De vrouw stelt dat partijen tevergeefs hebben getracht in onderling overleg een ouderschapsplan op te stellen. De vrouw heeft een eenzijdig opgesteld concept-ouderschapsplan overgelegd. Zij verzoekt dit ouderschapsplan op te nemen in de beschikking.

De man stelt dat partijen aanvankelijk getracht hebben in minnelijk overleg de echtscheidingsprocedure in gang te zetten. Zij hebben daartoe bemiddeling gevraagd van een notaris, welke notaris aan de hand van bij partijen levende gedachten een ouderschapsplan heeft opgesteld.
Dit ouderschapsplan is door de vrouw op het laatste moment niet geaccepteerd. De man heeft nadien geen ander ouderschapsplan ontvangen dan het bij het verzoekschrift gevoegde, door de vrouw eenzijdig opgestelde, concept ouderschapsplan.
De man kan zich in grote lijnen vinden in dit concept-ouderschapsplan. Hij verzoekt het ouderschapsplan, met inachtneming van de door hem voorgestelde aanpassingen, op te nemen in de beschikking.

De rechtbank leidt uit het voorgaande af dat het alleszins mogelijk moet worden geacht dat partijen zelf afspraken maken over de verdeling van de zorg- en opvoedingstaken, de informatie en consultatie en (wellicht, maar dat zal misschien praktisch lastiger zijn) ook over de kinderalimentatie. De standpunten lijken immers niet ver uit elkaar te liggen.

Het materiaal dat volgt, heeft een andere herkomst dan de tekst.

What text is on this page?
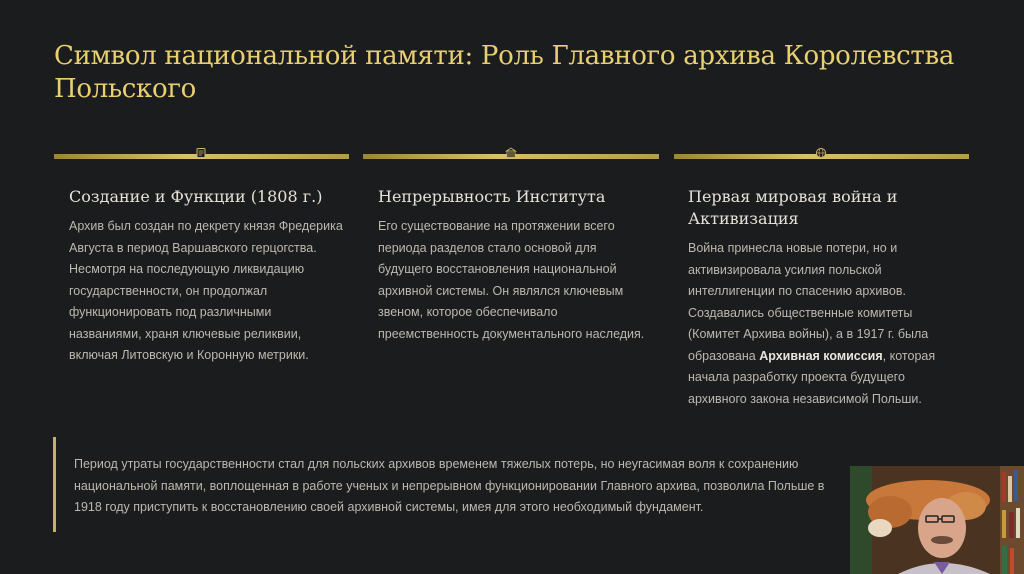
Символ национальной памяти: Роль Главного архива Королевства Польского
Создание и Функции (1808 г.)

Архив был создан по декрету князя Фредерика Августа в период Варшавского герцогства. Несмотря на последующую ликвидацию государственности, он продолжал функционировать под различными названиями, храня ключевые реликвии, включая Литовскую и Коронную метрики.

Непрерывность Института

Его существование на протяжении всего периода разделов стало основой для будущего восстановления национальной архивной системы. Он являлся ключевым звеном, которое обеспечивало преемственность документального наследия.

Первая мировая война и Активизация

Война принесла новые потери, но и активизировала усилия польской интеллигенции по спасению архивов. Создавались общественные комитеты (Комитет Архива войны), а в 1917 г. была образована Архивная комиссия, которая начала разработку проекта будущего архивного закона независимой Польши.

Период утраты государственности стал для польских архивов временем тяжелых потерь, но неугасимая воля к сохранению национальной памяти, воплощенная в работе ученых и непрерывном функционировании Главного архива, позволила Польше в 1918 году приступить к восстановлению своей архивной системы, имея для этого необходимый фундамент.
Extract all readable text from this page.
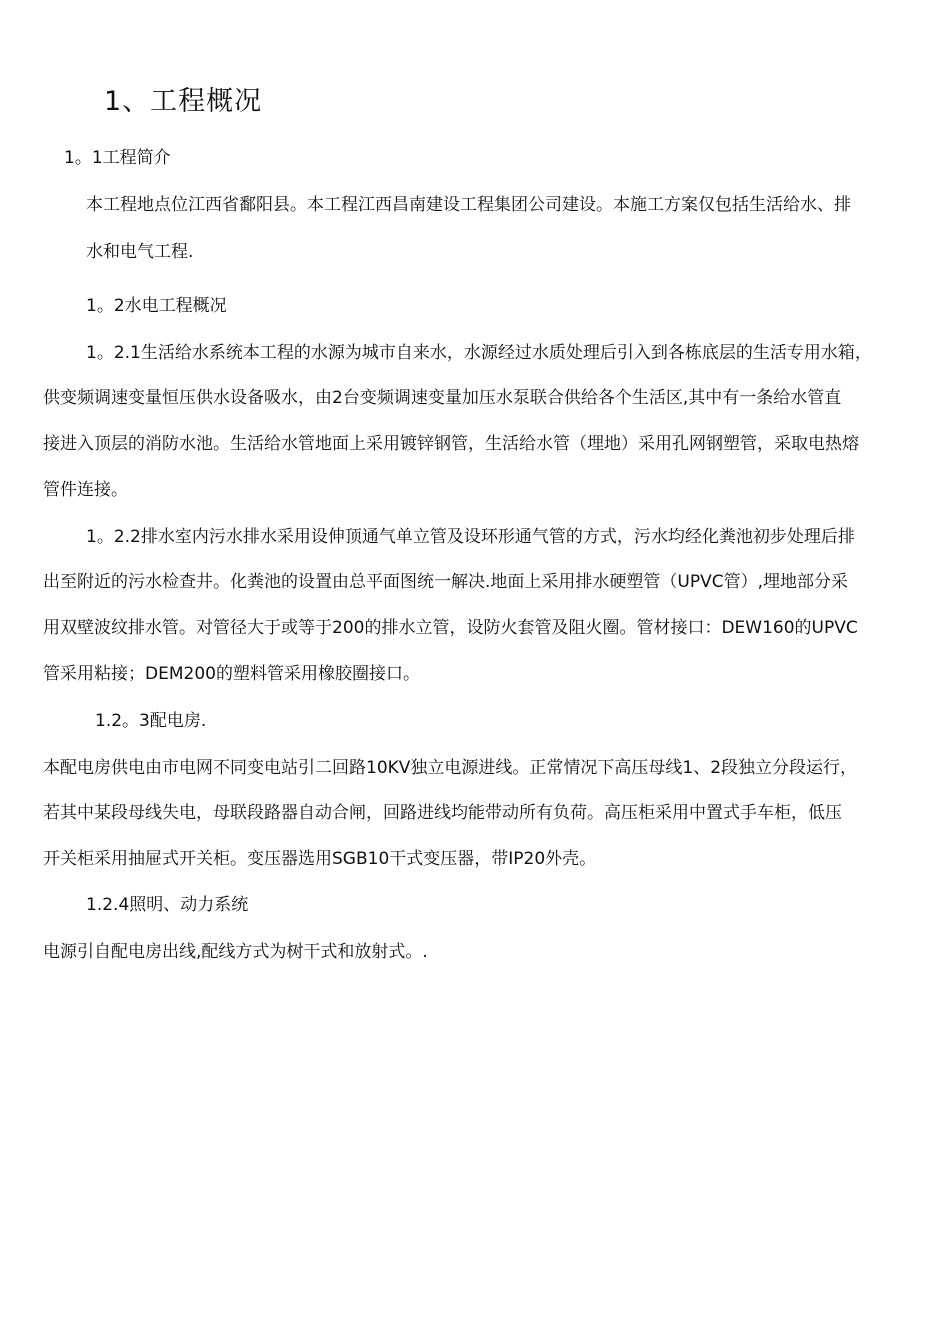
1、工程概况

1。1工程简介

本工程地点位江西省鄱阳县。本工程江西昌南建设工程集团公司建设。本施工方案仅包括生活给水、排

水和电气工程.

1。2水电工程概况

1。2.1生活给水系统本工程的水源为城市自来水，水源经过水质处理后引入到各栋底层的生活专用水箱，

供变频调速变量恒压供水设备吸水，由2台变频调速变量加压水泵联合供给各个生活区,其中有一条给水管直

接进入顶层的消防水池。生活给水管地面上采用镀锌钢管，生活给水管（埋地）采用孔网钢塑管，采取电热熔

管件连接。

1。2.2排水室内污水排水采用设伸顶通气单立管及设环形通气管的方式，污水均经化粪池初步处理后排

出至附近的污水检查井。化粪池的设置由总平面图统一解决.地面上采用排水硬塑管（UPVC管）,埋地部分采

用双壁波纹排水管。对管径大于或等于200的排水立管，设防火套管及阻火圈。管材接口：DEW160的UPVC

管采用粘接；DEM200的塑料管采用橡胶圈接口。

1.2。3配电房.

本配电房供电由市电网不同变电站引二回路10KV独立电源进线。正常情况下高压母线1、2段独立分段运行，

若其中某段母线失电，母联段路器自动合闸，回路进线均能带动所有负荷。高压柜采用中置式手车柜，低压

开关柜采用抽屉式开关柜。变压器选用SGB10干式变压器，带IP20外壳。

1.2.4照明、动力系统

电源引自配电房出线,配线方式为树干式和放射式。.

In deze situatie dienen partijen zelf nogmaals te trachten, eventueel met hulp van hun advocaten, om definitieve afspraken te maken, deze neer te leggen in een ouderschapsplan en dit plan te ondertekenen. Bezien vanuit het belang van A. verdient het ook de voorkeur als de ouders zelf een regeling treffen, zonder rechterlijke tussenkomst.
Naar het oordeel van de rechtbank is derhalve onvoldoende aangetoond dat overleg over het ouderschapsplan tussen partijen voorafgaand aan het indienen van het verzoek tot echtscheiding redelijkerwijs niet mogelijk was, zodat er vooralsnog geen sprake is van een uitzonderingssituatie zoals omschreven in artikel 815, zesde lid, Rv. Het ontbreken van een ouderschapsplan staat derhalve (vooralsnog) aan de ontvankelijkheid van het verzoek tot echtscheiding in de weg.

De rechtbank zal dan ook het verzoek tot echtscheiding, alsmede alle verzochte nevenvoorzieningen, aanhouden in afwachting van nader overleg tussen partijen over de invulling van het ouderschapsplan. De rechtbank zal de zaak verwijzen naar de rol teneinde de vrouw (als verzoekende partij) in de gelegenheid te stellen alsnog een door hen beiden ondertekend ouderschapsplan te overleggen, dan wel een beroep te doen op de in artikel 815, zesde lid, Rv neergelegde uitzonderingssituatie en deze te onderbouwen.

BESLISSING

houdt iedere beslissing aan en verwijst de zaak naar de rol teneinde de vrouw in de gelegenheid te stellen een ouderschapsplan over te leggen dan wel zich bij akte nader uit te laten zoals hiervoor is overwogen.